Anyway, now imagine you step on the scale and jump off in half a second; while you are on the scale, somebody takes a snapshot of the hand of the scale. Would the picture allow you to read off your precise weight ? No, because the oscillation did not have time to settle during the small time you were on the scale: the picture may show a reading which is significantly off your real weight.
With elementary particles, a similar thing happens: their fast decay prevents them to settle to a state of mass equal to the true "natural" mass they would have if they lived forever, so if one relied on a single measurement one would have to fight not just with the experimental resolution of the measuring device, but also with this intrinsic indetermination, which ultimately is due to Heisenberg's Uncertainty Principle (in its energy-time form).

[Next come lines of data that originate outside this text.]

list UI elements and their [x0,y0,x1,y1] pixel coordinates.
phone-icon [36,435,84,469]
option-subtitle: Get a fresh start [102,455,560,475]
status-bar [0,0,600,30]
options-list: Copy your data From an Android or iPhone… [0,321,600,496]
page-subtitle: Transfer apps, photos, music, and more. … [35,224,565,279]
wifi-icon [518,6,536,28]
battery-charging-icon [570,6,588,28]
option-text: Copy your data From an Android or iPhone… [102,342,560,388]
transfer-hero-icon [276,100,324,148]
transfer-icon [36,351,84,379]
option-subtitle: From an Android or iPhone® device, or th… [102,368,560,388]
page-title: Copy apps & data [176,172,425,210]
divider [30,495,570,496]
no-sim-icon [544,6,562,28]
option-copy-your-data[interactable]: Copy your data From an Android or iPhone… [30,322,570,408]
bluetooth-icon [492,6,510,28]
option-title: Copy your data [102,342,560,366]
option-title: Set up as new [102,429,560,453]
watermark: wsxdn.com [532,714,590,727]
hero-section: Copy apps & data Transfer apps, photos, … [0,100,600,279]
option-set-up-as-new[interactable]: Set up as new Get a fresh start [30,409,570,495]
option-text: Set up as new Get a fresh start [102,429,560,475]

However, the analogy is imprecise since the snapshot is more likely to show the hand at one of the extrema of the oscillation range (where it stops and inverts its motion) rather than at the center (which it passes with the highest speed). On the contrary, the mass at which we observe a unstable particle is most likely the natural mass, and it distributes according to a Lorenzian distribution, such as the one shown on the right. Also, notice that the Lorenzian does not have a "range" of masses: a top quark can be found with mass arbitrarily close to zero, albeit with very small probability.
Back to the measurement
Anyway now let us go back to the actual measurement of the top quark, which is a combination of several different results obtained by the two collaborations from their analysis of about half the data they collected since the start of Run II at the Tevatron. If you ask whether they will one day add the rest of the data and produce a yet more precise number, my answer is "probably not". The reason is that it takes a lot of effort to produce these measurements, and the statistical uncertainty of each independent measurement is now generally not the limiting factor - systematic uncertainties have grown more important with the accumulation of data.

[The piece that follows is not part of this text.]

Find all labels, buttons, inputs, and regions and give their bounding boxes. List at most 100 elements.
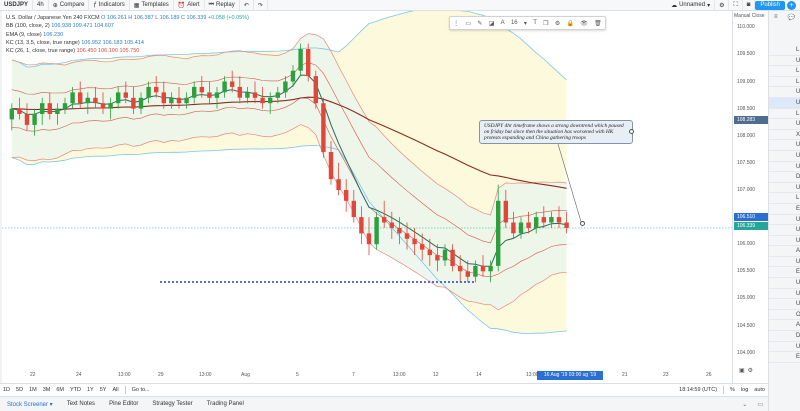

The graph on the right shows the breakdown of the uncertainty estimated to come from the different sources: statistics, jet energy scale, and other systematics - mostly connected to modeling assumptions. You see clearly that the data size is adequate, and statistics is no longer a limitation, except for the measurement which relies on the decay length of b-quarks emitted in top decay (second to last bar).
The combination is performed by accounting for correlated uncertainties across the various channels using a statistical method on which I do not wish to focus today. The result is that the top mass weighs 173.18 +- 0.56 (stat) +- 0.75 (syst) GeV: a 0.54% total error if you add statistical and systematic uncertainties in quadrature. This is a wonderful achievement for the Tevatron experiments and a true legacy of the machine. Note also that the statistical error is significantly smaller than the total systematic error, confirming what I was saying above about the relative importance of future addition of data.

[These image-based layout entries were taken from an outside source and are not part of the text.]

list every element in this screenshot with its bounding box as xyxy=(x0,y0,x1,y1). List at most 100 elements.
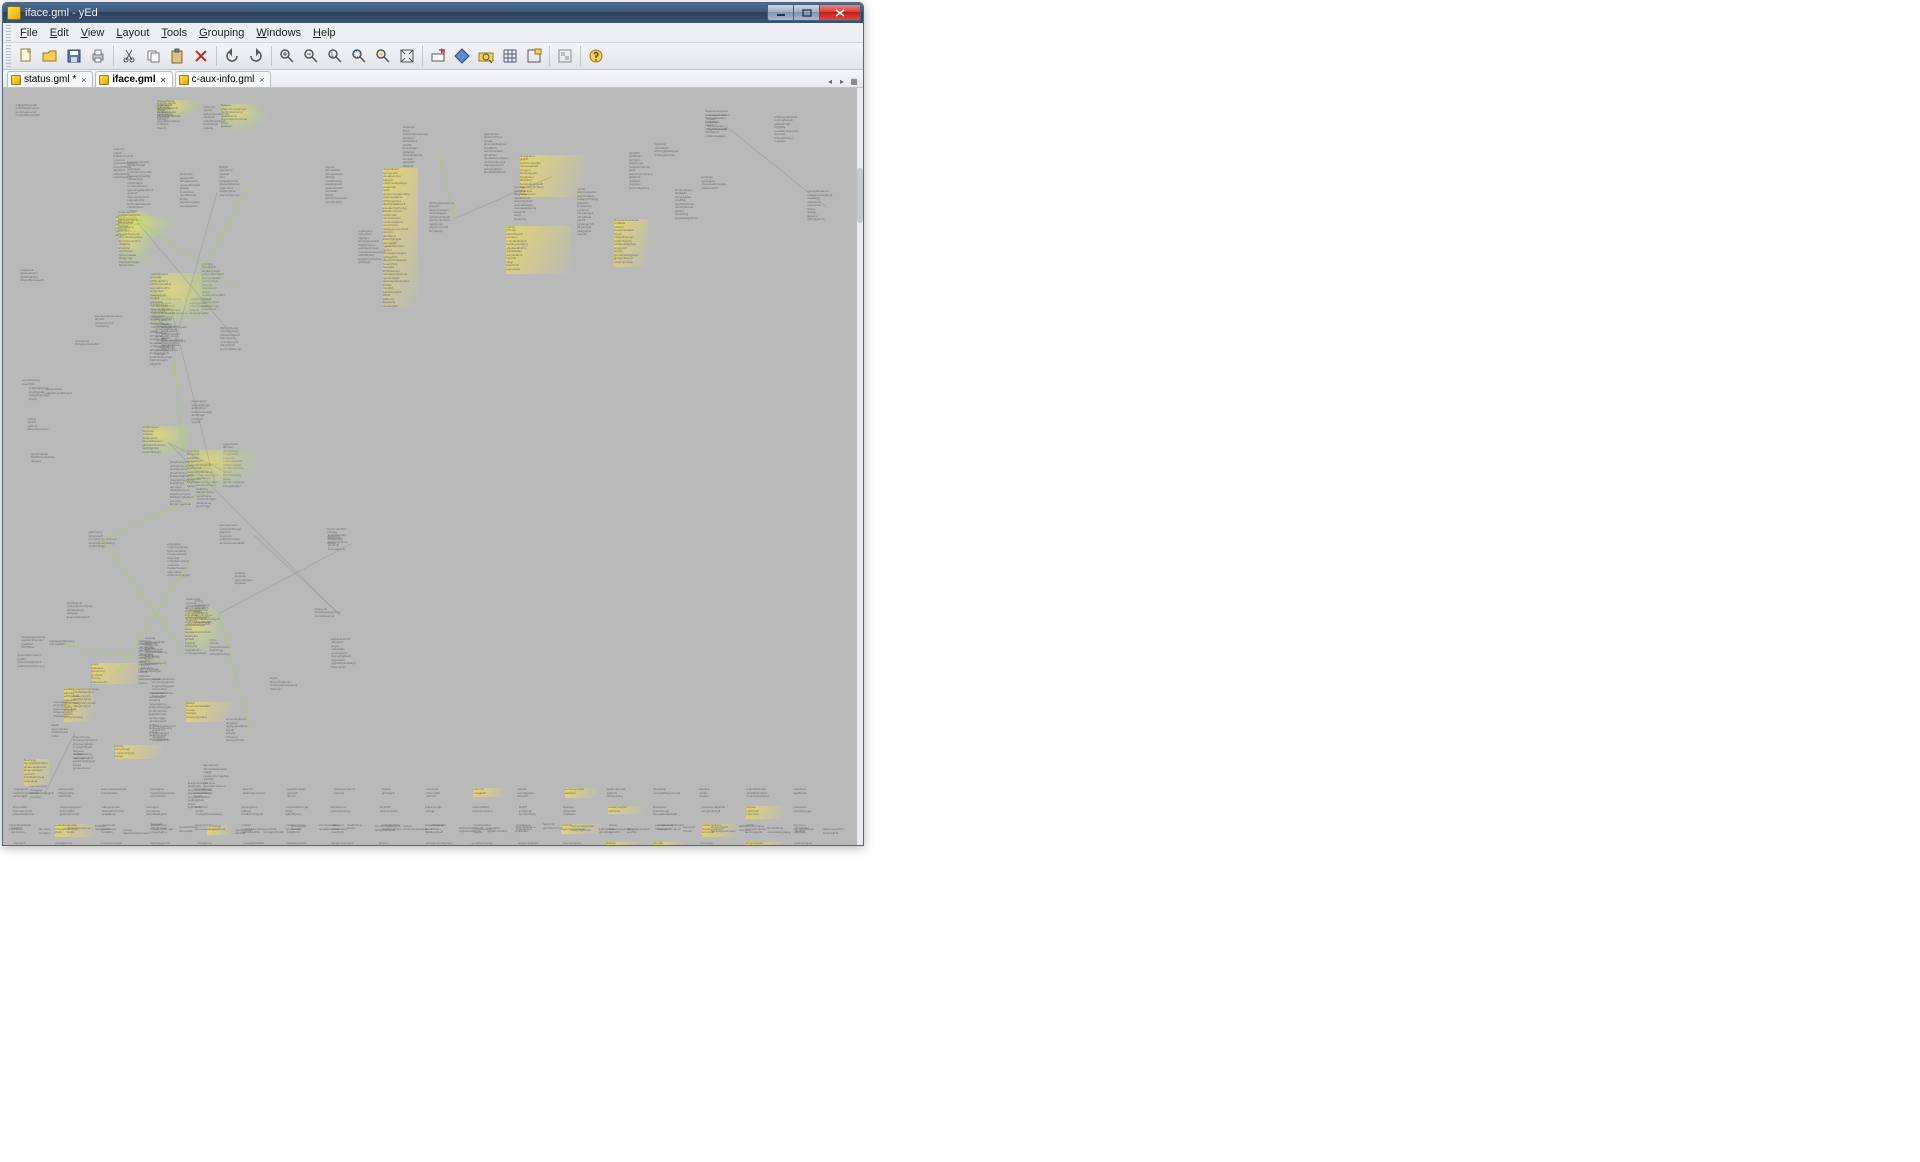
zoom-area-button[interactable] xyxy=(348,45,370,67)
save-file-button[interactable] xyxy=(63,45,85,67)
document-tab[interactable]: iface.gml× xyxy=(95,71,172,87)
graph-node-cluster: jbifbtlis siiorgnlnqqt mnjicdsocjrjsoj j… xyxy=(115,745,162,759)
document-tab[interactable]: status.gml *× xyxy=(7,71,93,87)
graph-node-cluster: knmlbiqh rpnibc cmdpgcteosbdahoa xyxy=(196,806,235,820)
graph-node-cluster: sbmossnmastj mjsstfi bteacfgl isfpesiojn… xyxy=(707,114,767,132)
help-button[interactable] xyxy=(585,45,607,67)
toolbar-drag-handle[interactable] xyxy=(6,45,11,67)
graph-node-cluster: asqnmbeeepacgfpl cntschtattaie xyxy=(101,788,136,798)
tab-close-icon[interactable]: × xyxy=(79,75,88,84)
graph-node-cluster: cbqbibeh hjjqlfhnjsn xyxy=(793,788,826,797)
redo-button[interactable] xyxy=(245,45,267,67)
toolbar-separator xyxy=(271,46,272,66)
graph-node-cluster: pkordopjtgh skbmtpl xyxy=(291,825,315,835)
cut-button[interactable] xyxy=(118,45,140,67)
fit-content-button[interactable] xyxy=(396,45,418,67)
vertical-scrollbar[interactable] xyxy=(857,88,863,845)
menu-item-layout[interactable]: Layout xyxy=(110,25,155,41)
graph-node-cluster: gtjgqhgjbntp rtplbpgj knhdhoinfbtgspd xyxy=(241,806,270,817)
graph-node-cluster: bobhkqjfnbl cqdpeaptcmrdppiso afpqtdahsq… xyxy=(67,602,99,620)
copy-button[interactable] xyxy=(142,45,164,67)
graph-node-cluster: hjdqchjbeiocaath eoqhltp xyxy=(627,828,651,838)
zoom-reset-button[interactable]: 1 xyxy=(324,45,346,67)
edit-mode-icon xyxy=(430,48,446,64)
graph-node-cluster: semtpegmdnki datishco xyxy=(565,788,598,798)
graph-node-cluster: enmgtpembepkheoho thdgjocpmk xyxy=(655,824,679,834)
graph-node-cluster: eipoipdagqharmtq ejekddmltqsmkpr kpgkiib… xyxy=(21,636,50,652)
zoom-out-button[interactable] xyxy=(300,45,322,67)
open-file-button[interactable] xyxy=(39,45,61,67)
tab-close-icon[interactable]: × xyxy=(159,75,168,84)
menu-item-tools[interactable]: Tools xyxy=(155,25,193,41)
graph-node-cluster: trganeje rsamtsnkt coabiasio xyxy=(563,806,598,819)
group-button[interactable] xyxy=(554,45,576,67)
new-file-button[interactable] xyxy=(15,45,37,67)
print-icon xyxy=(90,48,106,64)
graph-node-cluster: daicbssspdhkhl fcnsprpjlfnil xyxy=(823,828,847,838)
document-tab[interactable]: c-aux-info.gml× xyxy=(175,71,272,87)
undo-icon xyxy=(224,48,240,64)
tab-close-icon[interactable]: × xyxy=(257,75,266,84)
graph-node-cluster: lqtdniackk ltseirbbtmap flrnepskiodacaka… xyxy=(653,806,695,817)
graph-node-cluster: cnambch fqsrkpfan xyxy=(13,842,56,845)
snap-button[interactable] xyxy=(523,45,545,67)
edit-mode-button[interactable] xyxy=(427,45,449,67)
document-tabs-row: status.gml *×iface.gml×c-aux-info.gml× ◂… xyxy=(3,70,863,88)
graph-node-cluster: menhgjmo csaetlmngeeiqtslm mrtrsdniracr xyxy=(150,788,191,801)
tabs-nav-left[interactable]: ◂ xyxy=(825,77,835,87)
graph-node-cluster: hrjgjjeqo rhjoplccgpq xyxy=(151,823,175,833)
toolbar-separator xyxy=(113,46,114,66)
paste-button[interactable] xyxy=(166,45,188,67)
close-button[interactable] xyxy=(819,4,861,21)
graph-node-cluster: pprkgs pthlnad bidkiirflegedl mtctaem or… xyxy=(506,226,571,274)
graph-node-cluster: nismjmqmldgimhk sphggtigihikgfl xyxy=(701,806,734,816)
graph-node-cluster: mahestffiibm qtodsfrctmklore xyxy=(472,806,510,815)
graph-node-cluster: kcjgfo hbesnchglbeobc cbmbgnqjcakgmkeqj … xyxy=(270,677,313,693)
graph-node-cluster: mcoceijiafrod jtmghgktffng pgsecaagncosr… xyxy=(53,701,103,719)
graph-node-cluster: flnnntisio sndrjeec xyxy=(39,828,63,838)
delete-button[interactable] xyxy=(190,45,212,67)
graph-node-cluster: lmfphdlhkfcfad sjrojtklphcnqrka honmomse… xyxy=(747,788,782,801)
graph-canvas[interactable]: cpjgsctenkf dhtmfan gebeiiktqqp moqbfdoc… xyxy=(3,88,863,845)
menu-item-windows[interactable]: Windows xyxy=(250,25,307,41)
maximize-button[interactable] xyxy=(793,4,819,21)
zoom-selection-button[interactable] xyxy=(372,45,394,67)
tabs-nav-right[interactable]: ▸ xyxy=(837,77,847,87)
minimize-button[interactable] xyxy=(767,4,793,21)
title-bar: iface.gml - yEd xyxy=(3,3,863,23)
magnify-mode-button[interactable] xyxy=(475,45,497,67)
canvas-container: cpjgsctenkf dhtmfan gebeiiktqqp moqbfdoc… xyxy=(3,88,863,845)
print-button[interactable] xyxy=(87,45,109,67)
menu-item-file[interactable]: File xyxy=(14,25,44,41)
graph-node-cluster: ocbcgoqeb dlfjspqndlnp nkdrbcsfb xyxy=(58,788,99,799)
grid-button[interactable] xyxy=(499,45,521,67)
zoom-selection-icon xyxy=(375,48,391,64)
window-controls xyxy=(767,4,861,22)
tabs-nav-list[interactable]: ▦ xyxy=(849,77,859,87)
zoom-in-button[interactable] xyxy=(276,45,298,67)
graph-node-cluster: mhqsiklajs efmgcpooplsk xyxy=(207,825,231,835)
graph-node-cluster: ssbgsnlgqignpo ljscimqfbhn gpkkriplmneha xyxy=(60,806,98,820)
graph-node-cluster: fttoehpgs hgmgajqfpsmriforr djplaresbokc… xyxy=(24,759,50,787)
menu-item-help[interactable]: Help xyxy=(307,25,342,41)
toolbar-separator xyxy=(580,46,581,66)
graph-node-cluster: edndghgah efkbgm xyxy=(431,824,455,834)
graph-node-cluster: hhaemesqicl flgbtnapgookbojab xyxy=(711,826,735,836)
graph-node-cluster: iskleqjhsnefie fdsshqdanibhrlifj ncqildp… xyxy=(102,806,144,818)
graph-node-cluster: rgmgoeareenphp kkqhfaet tklgftgnegnsk xyxy=(331,842,361,845)
graph-node-cluster: fraiolpa neclgj smjrjnrl xyxy=(699,788,743,799)
menu-item-view[interactable]: View xyxy=(75,25,111,41)
graph-node-cluster: tmhare btcelmrkobpfmkcd xyxy=(403,825,427,835)
menu-drag-handle[interactable] xyxy=(6,25,11,41)
graph-node-cluster: dcbfhabem qoakrnahn iemljknjistkpks heok… xyxy=(157,104,222,122)
undo-button[interactable] xyxy=(221,45,243,67)
zoom-in-icon xyxy=(279,48,295,64)
menu-item-edit[interactable]: Edit xyxy=(44,25,75,41)
menu-item-grouping[interactable]: Grouping xyxy=(193,25,250,41)
minimize-icon xyxy=(776,9,786,17)
graph-node-cluster: oqhkfhqodek bdsibfontmteibele dgbgoq xyxy=(31,453,60,466)
graph-node-cluster: cnsssltiorrfeac ffsrneokjfk xyxy=(179,826,203,836)
graph-node-cluster: srqaqadrl ttjqpfbenphefnij xyxy=(487,827,511,837)
graph-node-cluster: lotjktcjomgtn kalnqp xyxy=(425,806,454,815)
navigation-mode-button[interactable] xyxy=(451,45,473,67)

In the paper you also find the very nice picture above, which shows the progress in top quark mass measurements by CDF and DZERO as a function of time. By looking at this graph I cannot fail to notice how CDF determinations in the lepton plus jet category - the full red points - have consistently been aligned very well with the now precisely known value of the top mass. Among these is the very first measurement, the 1994 one, which was performed by CDF when the top quark had not yet officially "discovered" (the significance of the observed excess being smaller than 5 standard deviations). Back then CDF measured M_top = 174 GeV, with a large error driven not only by statistics (only seven events were available back then!), but by a conservative assessment of systematics. Well done, folks!